As the title implies, there is a heavy indigenous influence to Scheel's book, which I very much enjoyed.  I suppose I tended to think of most underwater creatures as existing almost on a separate plan of existence from humans, at least until people began venturing under the surface with SCUBA gear and what not (ignoring the fact that octopus can leave the water, something the vast majority of fish and other marine creatures can't do).  The truth is that people have a millennia-long association with octopuses, both as sources of wonder and fear (Scheel has a chapter devoted to the cryptozoology of octopuses), but, more practically, as a source of food.  Likewise, I suppose on some level I knew that octopuses were animals of the northern oceans, but I never had really thought of them as Alaskan wildlife before.

In this exploration of octopus behavior and anatomy - how social are they?  how do they use tools?  how do they reproduce? - Scheel spends much of this time diving among them in waters around the world.  He also features captive octopuses in his work, and even maintains a small aquarium at his university to allow his students to have hands-on experience with the creatures.  The Seattle Aquarium and Alaska SeaLife Center are also highlighted here.  Sometimes Scheel's work even comes home with him, and he describes an octopus that takes up residence in the fish tank in his living room.  These stories are particularly enjoyable, because, with more prolonged, regular encounters with the same animals, we really get to see their personalities - from affectionate to mischievous - shine through.

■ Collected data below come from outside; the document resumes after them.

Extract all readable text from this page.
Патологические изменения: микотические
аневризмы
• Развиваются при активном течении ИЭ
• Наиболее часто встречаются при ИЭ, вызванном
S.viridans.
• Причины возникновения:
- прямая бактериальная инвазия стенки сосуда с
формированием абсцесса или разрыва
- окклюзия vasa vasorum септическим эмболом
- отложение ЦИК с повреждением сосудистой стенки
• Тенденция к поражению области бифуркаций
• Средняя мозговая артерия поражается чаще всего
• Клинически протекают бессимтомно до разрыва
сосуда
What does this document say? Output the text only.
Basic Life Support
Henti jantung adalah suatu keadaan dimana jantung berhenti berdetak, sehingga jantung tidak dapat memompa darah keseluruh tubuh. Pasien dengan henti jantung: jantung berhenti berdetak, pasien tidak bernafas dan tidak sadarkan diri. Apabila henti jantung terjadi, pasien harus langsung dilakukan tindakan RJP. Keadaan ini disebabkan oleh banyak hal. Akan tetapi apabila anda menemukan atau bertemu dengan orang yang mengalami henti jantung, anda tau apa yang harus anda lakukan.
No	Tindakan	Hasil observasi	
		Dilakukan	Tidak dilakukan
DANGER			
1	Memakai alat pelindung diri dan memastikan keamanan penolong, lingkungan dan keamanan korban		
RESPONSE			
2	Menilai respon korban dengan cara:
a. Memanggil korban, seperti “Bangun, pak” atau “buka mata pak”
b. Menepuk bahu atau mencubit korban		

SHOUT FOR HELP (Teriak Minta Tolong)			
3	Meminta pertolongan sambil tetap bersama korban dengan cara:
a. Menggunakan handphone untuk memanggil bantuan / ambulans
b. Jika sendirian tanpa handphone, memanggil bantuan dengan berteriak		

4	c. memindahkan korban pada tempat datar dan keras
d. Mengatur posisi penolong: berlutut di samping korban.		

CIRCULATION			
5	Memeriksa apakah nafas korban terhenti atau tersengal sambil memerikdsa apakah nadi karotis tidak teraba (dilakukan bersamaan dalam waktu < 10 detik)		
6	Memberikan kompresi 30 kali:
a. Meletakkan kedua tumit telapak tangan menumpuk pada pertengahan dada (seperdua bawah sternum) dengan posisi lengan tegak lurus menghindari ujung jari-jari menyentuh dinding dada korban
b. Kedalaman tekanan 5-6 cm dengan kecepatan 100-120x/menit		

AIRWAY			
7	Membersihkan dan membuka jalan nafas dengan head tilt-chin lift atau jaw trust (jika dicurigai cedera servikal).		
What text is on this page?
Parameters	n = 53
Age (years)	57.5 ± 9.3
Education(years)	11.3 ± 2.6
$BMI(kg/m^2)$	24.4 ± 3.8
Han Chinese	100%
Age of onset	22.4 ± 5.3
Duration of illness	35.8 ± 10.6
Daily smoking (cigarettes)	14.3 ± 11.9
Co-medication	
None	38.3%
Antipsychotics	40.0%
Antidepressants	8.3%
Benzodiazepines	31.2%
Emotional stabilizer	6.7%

Octopuses are easily among the most popular of aquarium animals, and their eight-legged grip on pop culture and science have been evident for many years.  At a superficial level, it seems like many folks just think of them as scary sea monsters.  It's easy to see how they could be considered frightening, being so eerily different from us, and yet so recognizable.  Beyond that first impression, however, there is a creature that is so remarkably intelligent, sensitive, and charismatic as to install enchant any human lucky enough to have met them.